O especialista em relíquias sagradas, Fábio Tucci Farah, publicou recentemente um ensaio sobre a Coroa de Espinhos de Jesus e o seu simbolismo, no qual aponta que a coroa teria o formato de um turbante de espinhos, o qual remeteria ao Sumo Sacerdote.

Fábio Tucci Farah é perito em relíquias sagradas da Arquidiocese de São Paulo, além de curador adjunto da Regalis Lipsanotheca, em Fátima (Portugal) e diretor do Departamento de Arqueologia Sacra da Academia Brasileira de Hagiologia. Seu ensaio, intitulado “A Coroa de Espinhos de Nosso Senhor Jesus Cristo – Do estudo arqueológico da relíquia à redescoberta de seu simbolismo”, é baseado em uma pesquisa arqueológica e historiográfica.

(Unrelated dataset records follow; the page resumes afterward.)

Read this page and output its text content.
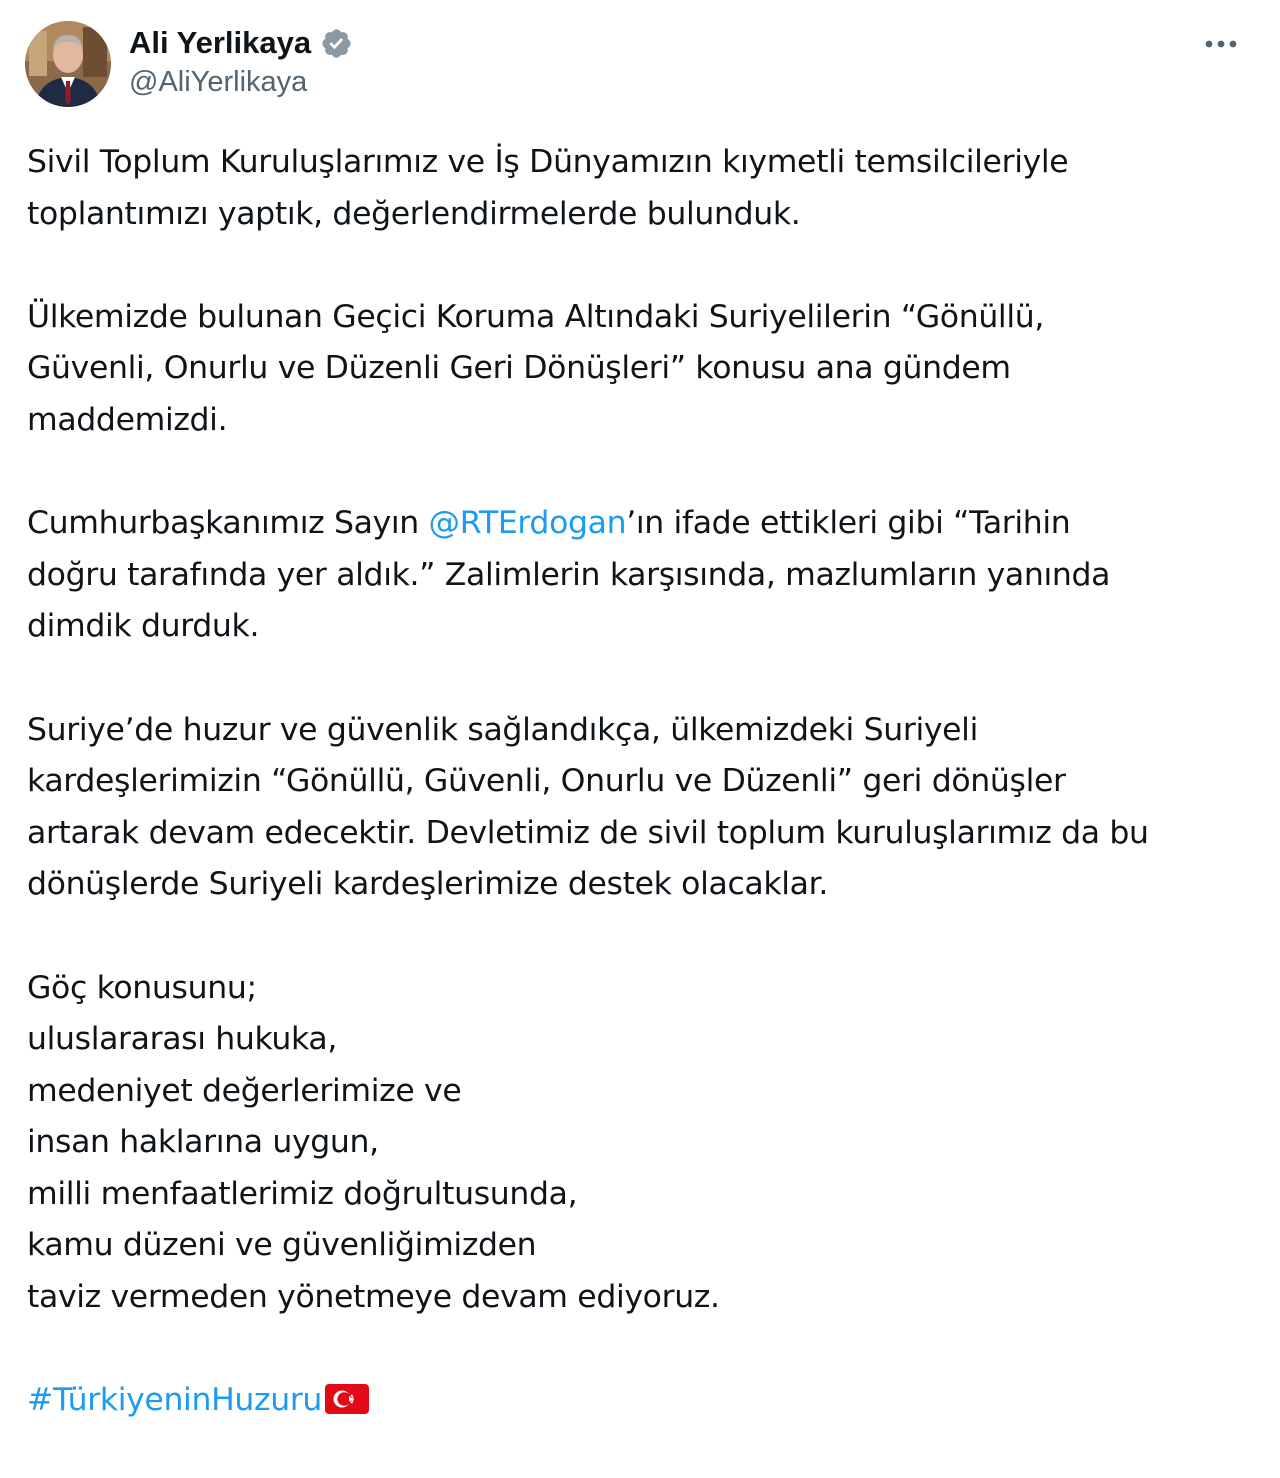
Ali Yerlikaya
@AliYerlikaya

Sivil Toplum Kuruluşlarımız ve İş Dünyamızın kıymetli temsilcileriyle
toplantımızı yaptık, değerlendirmelerde bulunduk.

Ülkemizde bulunan Geçici Koruma Altındaki Suriyelilerin “Gönüllü,
Güvenli, Onurlu ve Düzenli Geri Dönüşleri” konusu ana gündem
maddemizdi.

Cumhurbaşkanımız Sayın @RTErdogan’ın ifade ettikleri gibi “Tarihin
doğru tarafında yer aldık.” Zalimlerin karşısında, mazlumların yanında
dimdik durduk.

Suriye’de huzur ve güvenlik sağlandıkça, ülkemizdeki Suriyeli
kardeşlerimizin “Gönüllü, Güvenli, Onurlu ve Düzenli” geri dönüşler
artarak devam edecektir. Devletimiz de sivil toplum kuruluşlarımız da bu
dönüşlerde Suriyeli kardeşlerimize destek olacaklar.

Göç konusunu;
uluslararası hukuka,
medeniyet değerlerimize ve
insan haklarına uygun,
milli menfaatlerimiz doğrultusunda,
kamu düzeni ve güvenliğimizden
taviz vermeden yönetmeye devam ediyoruz.

#TürkiyeninHuzuru
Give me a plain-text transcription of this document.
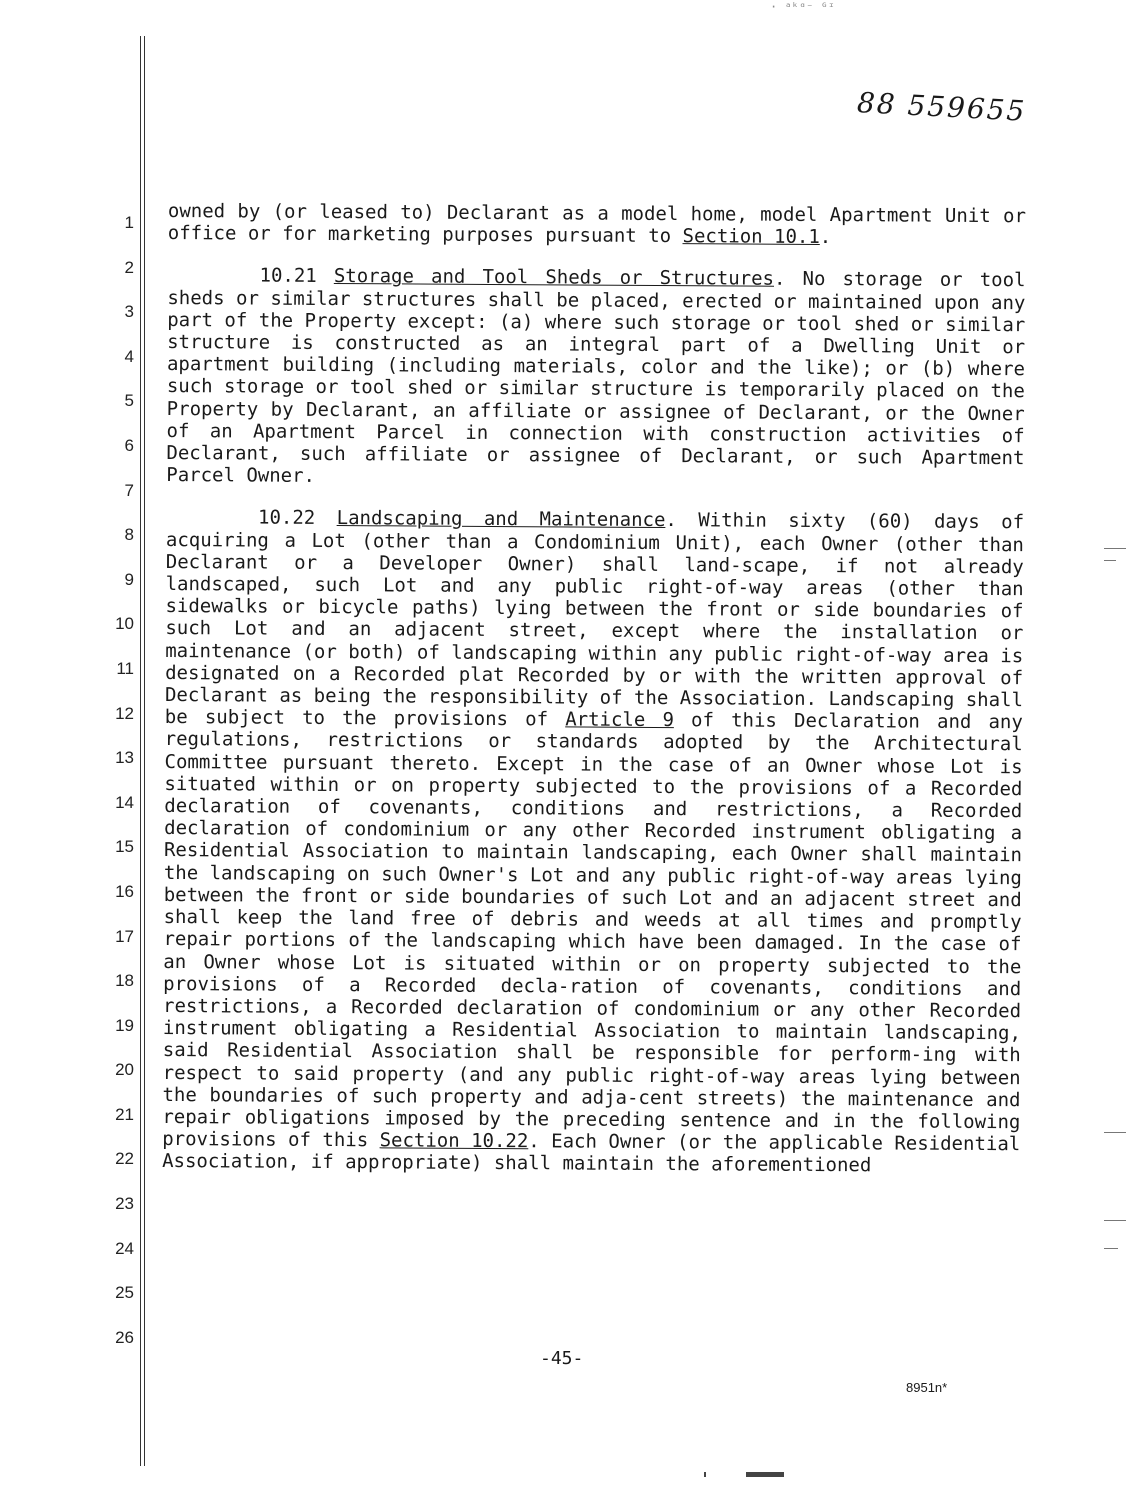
· ᵃᵏᵅ⁻ ᴳᶦ
88 559655
1
2
3
4
5
6
7
8
9
10
11
12
13
14
15
16
17
18
19
20
21
22
23
24
25
26

owned by (or leased to) Declarant as a model home, model Apartment Unit or office or for marketing purposes pursuant to Section 10.1.

10.21 Storage and Tool Sheds or Structures. No storage or tool sheds or similar structures shall be placed, erected or maintained upon any part of the Property except: (a) where such storage or tool shed or similar structure is constructed as an integral part of a Dwelling Unit or apartment building (including materials, color and the like); or (b) where such storage or tool shed or similar structure is temporarily placed on the Property by Declarant, an affiliate or assignee of Declarant, or the Owner of an Apartment Parcel in connection with construction activities of Declarant, such affiliate or assignee of Declarant, or such Apartment Parcel Owner.

10.22 Landscaping and Maintenance. Within sixty (60) days of acquiring a Lot (other than a Condominium Unit), each Owner (other than Declarant or a Developer Owner) shall land-scape, if not already landscaped, such Lot and any public right-of-way areas (other than sidewalks or bicycle paths) lying between the front or side boundaries of such Lot and an adjacent street, except where the installation or maintenance (or both) of landscaping within any public right-of-way area is designated on a Recorded plat Recorded by or with the written approval of Declarant as being the responsibility of the Association. Landscaping shall be subject to the provisions of Article 9 of this Declaration and any regulations, restrictions or standards adopted by the Architectural Committee pursuant thereto. Except in the case of an Owner whose Lot is situated within or on property subjected to the provisions of a Recorded declaration of covenants, conditions and restrictions, a Recorded declaration of condominium or any other Recorded instrument obligating a Residential Association to maintain landscaping, each Owner shall maintain the landscaping on such Owner's Lot and any public right-of-way areas lying between the front or side boundaries of such Lot and an adjacent street and shall keep the land free of debris and weeds at all times and promptly repair portions of the landscaping which have been damaged. In the case of an Owner whose Lot is situated within or on property subjected to the provisions of a Recorded decla-ration of covenants, conditions and restrictions, a Recorded declaration of condominium or any other Recorded instrument obligating a Residential Association to maintain landscaping, said Residential Association shall be responsible for perform-ing with respect to said property (and any public right-of-way areas lying between the boundaries of such property and adja-cent streets) the maintenance and repair obligations imposed by the preceding sentence and in the following provisions of this Section 10.22. Each Owner (or the applicable Residential Association, if appropriate) shall maintain the aforementioned

-45-
8951n*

Em declarações à ACI Digital, Farah explicou que “as relíquias da Paixão revelam detalhes significativos da história de nossa salvação”, por isso, “é fundamental estudar cada uma delas”.

Entretanto, assinalou que, “nas últimas décadas a Santa Síndone atraiu a atenção da maior parte dos pesquisadores. Qualquer novidade sobre a Santa Síndone ganha os noticiários. Na realidade, os sindonologistas enxergam as demais relíquias da Paixão como sombras na mortalha de Cristo”.

Assim, indicou, “a Coroa de Espinhos já foi descrita como um capacete, um gorro, uma carapuça, o que não faria sentido algum do ponto de vista simbólico. Por que os soldados confeccionariam uma coroa em formato tão prosaico?”, questionou-se.

“Resolvi me aprofundar no estudo da Coroa de Espinhos na tentativa de compreender seu real significado. Isso me fez enxergar um novo aspecto no episódio central de nossa salvação, um aspecto fantástico. Digo que o estudo da Coroa me fez resgatar um simbolismo que já havia se perdido, apesar de estar amplamente enraizado nas Sagradas Escrituras”, acrescentou.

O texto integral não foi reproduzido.